Reflectance Sharing: Predicting Appearance from a Sparse Set of Images of a Known Shape
When the shape of an object is known, its appearance is determined by the spatially-varying reflectance function defined on its surface. Image-based rendering methods that use geometry seek to estimate this function from image data. Most existing methods recover a unique angular reflectance function (e.g., BRDF) at each surface point and provide reflectance estimates with high spatial resolution. Their angular accuracy is limited by the number of available images, and as a result, most of these methods focus on capturing parametric or low-frequency angular reflectance effects, or allowing only one of lighting or viewpoint variation. We present an alternative approach that enables an increase in the angular accuracy of a spatially-varying reflectance function in exchange for a decrease in spatial resolution. By framing the problem as scattered-data interpolation in a mixed spatial and angular domain, reflectance information is shared across the surface, exploiting the high spatial resolution that images provide to fill the holes between sparsely observed view and lighting directions.
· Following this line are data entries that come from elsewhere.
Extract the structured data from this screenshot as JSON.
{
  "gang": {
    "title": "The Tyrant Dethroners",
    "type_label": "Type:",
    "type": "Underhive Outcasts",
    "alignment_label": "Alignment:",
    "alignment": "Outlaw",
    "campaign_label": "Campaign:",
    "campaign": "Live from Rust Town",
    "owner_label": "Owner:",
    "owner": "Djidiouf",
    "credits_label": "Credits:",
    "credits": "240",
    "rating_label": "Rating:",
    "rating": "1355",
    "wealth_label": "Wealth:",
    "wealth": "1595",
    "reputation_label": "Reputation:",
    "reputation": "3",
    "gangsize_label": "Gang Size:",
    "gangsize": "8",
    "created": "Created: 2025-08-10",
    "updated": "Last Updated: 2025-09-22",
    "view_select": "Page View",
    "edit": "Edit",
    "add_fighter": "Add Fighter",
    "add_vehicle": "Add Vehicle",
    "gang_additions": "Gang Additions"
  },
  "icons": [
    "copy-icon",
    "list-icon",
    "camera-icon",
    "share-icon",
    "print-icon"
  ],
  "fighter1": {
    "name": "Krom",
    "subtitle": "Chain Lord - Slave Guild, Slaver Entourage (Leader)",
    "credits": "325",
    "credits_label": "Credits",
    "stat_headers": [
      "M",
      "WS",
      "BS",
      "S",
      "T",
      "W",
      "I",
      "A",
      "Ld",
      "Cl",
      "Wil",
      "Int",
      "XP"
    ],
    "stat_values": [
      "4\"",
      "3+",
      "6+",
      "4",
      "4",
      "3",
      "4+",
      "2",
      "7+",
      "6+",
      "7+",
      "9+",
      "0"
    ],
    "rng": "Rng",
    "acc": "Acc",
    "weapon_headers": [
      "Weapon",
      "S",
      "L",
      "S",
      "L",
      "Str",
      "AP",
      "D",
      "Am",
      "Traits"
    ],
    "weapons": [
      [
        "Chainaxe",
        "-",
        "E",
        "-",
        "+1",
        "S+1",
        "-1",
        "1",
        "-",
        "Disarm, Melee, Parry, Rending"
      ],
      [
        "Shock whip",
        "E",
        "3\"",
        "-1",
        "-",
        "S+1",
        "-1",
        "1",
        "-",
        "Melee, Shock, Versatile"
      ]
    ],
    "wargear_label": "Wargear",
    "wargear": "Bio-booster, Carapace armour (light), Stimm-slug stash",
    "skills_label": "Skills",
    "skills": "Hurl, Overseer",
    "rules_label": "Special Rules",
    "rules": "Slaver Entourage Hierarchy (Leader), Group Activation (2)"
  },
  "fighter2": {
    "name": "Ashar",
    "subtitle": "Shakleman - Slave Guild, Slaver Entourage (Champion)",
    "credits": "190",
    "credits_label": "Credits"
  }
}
Since the BRDF typically varies slowly from point to point over much of an object's surface, this method enables image-based rendering from a sparse set of images without assuming a parametric reflectance model. In fact, the method can even be applied in the limiting case of a single input image.
Todd Zickler, Ravi Ramamoorthi, Sebastian Enrique, and Peter N. Belhumeur. "Reflectance Sharing: Predicting Appearance from a Sparse Set of Images of a Known Shape". IEEE Transactions on Pattern Analysis and Machine Intelligence, 28(8):1287–1302, Aug 2006.